Our friends at The Economist magazine usually talk good sense about free trade and free markets, which makes their retrospective endorsement of the government bailout of General Motors all the more disappointing.
In a leader in the current issue, the editors write that critics of the bailout (count Cato scholars among them) owe President Obama an apology. “His takeover of GM could have gone horribly wrong, but it has not,” they opine.
The Economist argues that, in contrast to state coddling of industries in, say, France, President Obama has driven a hard bargain by requiring GM to fire top management, cut jobs, close plants, and reduce its brand names. The magazine grants that the president’s labor-union allies won special concessions that came at the expense of bondholders, but “by and large Mr. Obama has not used his stakes in GM and Chrysler for political ends.”
First, it’s a pretty low bar to say an intervention was right because it did not go horribly wrong. The editors then too quickly brush over the horrible injustice of stiffing the taxpayers of Indiana and others who bought GM bonds and should have been in line ahead of the more politically connected United Auto Workers union.

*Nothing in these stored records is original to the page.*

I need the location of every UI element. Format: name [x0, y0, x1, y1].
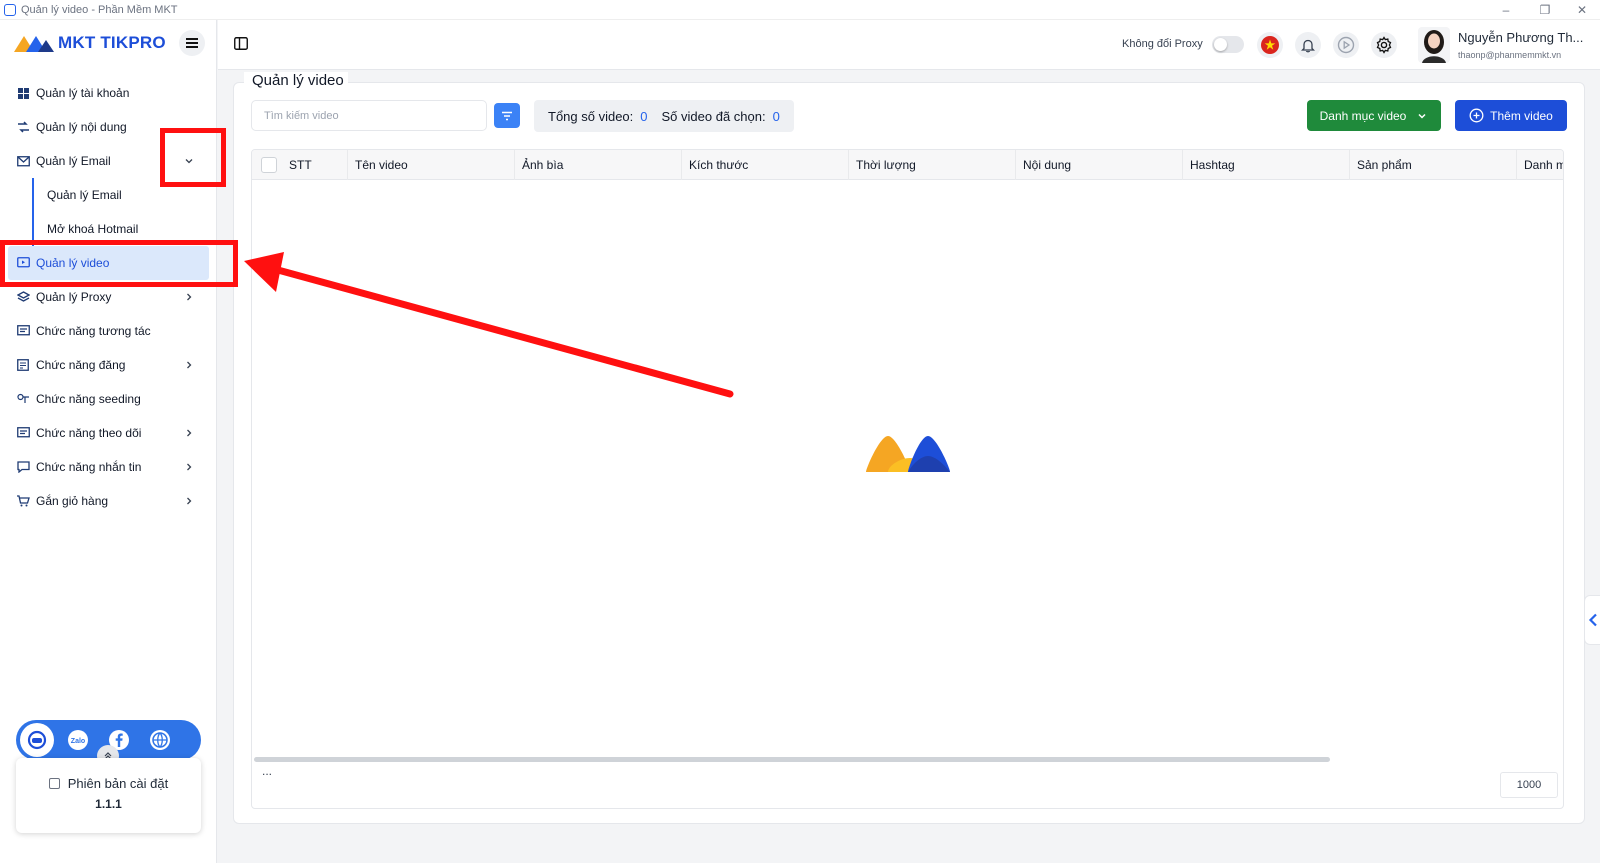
column-header-category[interactable]: Danh m: [1517, 150, 1563, 180]
menu-toggle-button[interactable]: [179, 30, 205, 56]
total-videos-label: Tổng số video:: [548, 108, 634, 124]
seeding-icon: [16, 392, 30, 406]
column-header-video-name[interactable]: Tên video: [348, 150, 515, 180]
version-card: Phiên bản cài đặt 1.1.1: [16, 758, 201, 833]
version-number: 1.1.1: [95, 797, 122, 811]
video-category-button[interactable]: Danh mục video: [1307, 100, 1441, 131]
total-videos-count: 0: [640, 108, 648, 124]
sidebar-item-label: Quản lý Proxy: [36, 290, 112, 304]
support-icon[interactable]: [20, 723, 54, 757]
brand-name: MKT TIKPRO: [58, 33, 166, 52]
sidebar-item-label: Quản lý tài khoản: [36, 86, 130, 100]
chevron-right-icon: [187, 361, 192, 369]
chevron-right-icon: [187, 463, 192, 471]
annotation-box-email-chevron: [160, 128, 226, 187]
sidebar-item-label: Chức năng tương tác: [36, 324, 151, 338]
hamburger-icon: [186, 38, 198, 48]
sidebar-item-label: Chức năng nhắn tin: [36, 460, 142, 474]
gear-icon[interactable]: [1371, 32, 1397, 58]
search-input[interactable]: [251, 100, 487, 131]
proxy-toggle-switch[interactable]: [1212, 36, 1244, 53]
page-size-select[interactable]: 1000: [1500, 772, 1558, 798]
column-header-hashtag[interactable]: Hashtag: [1183, 150, 1350, 180]
minimize-button[interactable]: –: [1488, 0, 1524, 20]
video-stats: Tổng số video: 0 Số video đã chọn: 0: [534, 100, 794, 132]
selected-videos-label: Số video đã chọn:: [661, 108, 766, 124]
sidebar-item-accounts[interactable]: Quản lý tài khoản: [0, 76, 217, 110]
chevron-right-icon: [187, 497, 192, 505]
post-icon: [16, 358, 30, 372]
plus-circle-icon: [1469, 108, 1484, 123]
message-icon: [16, 460, 30, 474]
email-icon: [16, 154, 30, 168]
sidebar-subitem-label: Mở khoá Hotmail: [47, 222, 139, 236]
play-circle-icon[interactable]: [1333, 32, 1359, 58]
horizontal-scrollbar[interactable]: [254, 757, 1330, 762]
sidebar-item-label: Gắn giỏ hàng: [36, 494, 109, 508]
sidebar-item-label: Quản lý Email: [36, 154, 111, 168]
column-header-duration[interactable]: Thời lượng: [849, 150, 1016, 180]
chevron-right-icon: [187, 293, 192, 301]
add-video-button[interactable]: Thêm video: [1455, 100, 1567, 131]
add-video-label: Thêm video: [1490, 108, 1553, 123]
user-email: thaonp@phanmemmkt.vn: [1458, 50, 1562, 60]
brand-logo[interactable]: MKT TIKPRO: [12, 32, 166, 54]
sidebar-item-label: Chức năng seeding: [36, 392, 141, 406]
close-button[interactable]: ✕: [1564, 0, 1600, 20]
window-titlebar: Quản lý video - Phần Mềm MKT – ❐ ✕: [0, 0, 1600, 20]
sidebar-item-label: Quản lý nội dung: [36, 120, 127, 134]
chevron-left-icon: [1588, 613, 1597, 627]
grid-icon: [16, 86, 30, 100]
chevron-down-icon: [1418, 113, 1426, 119]
language-vn-flag-icon[interactable]: [1257, 32, 1283, 58]
sidebar-item-post[interactable]: Chức năng đăng: [0, 348, 217, 382]
sidebar-subitem-label: Quản lý Email: [47, 188, 122, 202]
restore-button[interactable]: ❐: [1527, 0, 1563, 20]
side-panel-toggle[interactable]: [1584, 595, 1600, 645]
loading-logo-icon: [866, 436, 950, 472]
window-title: Quản lý video - Phần Mềm MKT: [21, 3, 178, 16]
proxy-toggle-label: Không đổi Proxy: [1122, 38, 1203, 50]
column-header-content[interactable]: Nội dung: [1016, 150, 1183, 180]
chevron-right-icon: [187, 429, 192, 437]
sidebar-item-seeding[interactable]: Chức năng seeding: [0, 382, 217, 416]
selected-videos-count: 0: [772, 108, 780, 124]
video-category-label: Danh mục video: [1319, 108, 1407, 123]
sidebar-item-interaction[interactable]: Chức năng tương tác: [0, 314, 217, 348]
video-table: STT Tên video Ảnh bìa Kích thước Thời lư…: [251, 149, 1564, 809]
filter-button[interactable]: [494, 103, 520, 128]
sidebar-item-label: Chức năng theo dõi: [36, 426, 142, 440]
proxy-icon: [16, 290, 30, 304]
sidebar-item-cart[interactable]: Gắn giỏ hàng: [0, 484, 217, 518]
version-icon: [48, 778, 60, 789]
avatar[interactable]: [1418, 27, 1450, 63]
column-header-product[interactable]: Sản phẩm: [1350, 150, 1517, 180]
content-icon: [16, 120, 30, 134]
zalo-icon[interactable]: Zalo: [61, 723, 95, 757]
version-label: Phiên bản cài đặt: [67, 776, 169, 791]
app-icon: [4, 3, 16, 16]
globe-icon[interactable]: [143, 723, 177, 757]
table-header: STT Tên video Ảnh bìa Kích thước Thời lư…: [252, 150, 1563, 180]
panel-toggle-icon[interactable]: [234, 37, 248, 55]
annotation-box-video-menu: [0, 240, 238, 287]
zalo-text: Zalo: [71, 738, 85, 745]
table-footer-ellipsis: ...: [262, 764, 273, 778]
top-header: Không đổi Proxy Nguyễn Phương Th... thao…: [218, 20, 1600, 70]
select-all-checkbox[interactable]: [261, 157, 277, 173]
sidebar-item-label: Chức năng đăng: [36, 358, 126, 372]
column-header-stt[interactable]: STT: [282, 150, 348, 180]
cart-icon: [16, 494, 30, 508]
page-title: Quản lý video: [244, 72, 348, 89]
sidebar-item-message[interactable]: Chức năng nhắn tin: [0, 450, 217, 484]
filter-icon: [502, 111, 512, 120]
column-header-size[interactable]: Kích thước: [682, 150, 849, 180]
follow-icon: [16, 426, 30, 440]
sidebar-item-follow[interactable]: Chức năng theo dõi: [0, 416, 217, 450]
user-name[interactable]: Nguyễn Phương Th...: [1458, 30, 1588, 45]
interact-icon: [16, 324, 30, 338]
bell-icon[interactable]: [1295, 32, 1321, 58]
mkt-logo-icon: [14, 36, 54, 52]
column-header-cover[interactable]: Ảnh bìa: [515, 150, 682, 180]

To curry favor with organized labor, President Obama put $50 billion of taxpayer resources at risk. A post-bankruptcy GM turned a profit last quarter, along with most other automakers, but it is doubtful its anticipated IPO in the next few months will raise anything like the $80 billion or more needed to return the “investment” to taxpayers.
On top of that, the bailout of GM went far beyond any valid power granted to the federal government by the U.S. Constitution, and it blatantly favored two companies over a multitude of others in the very competitive automobile market.
Remind me again who owes whom an apology?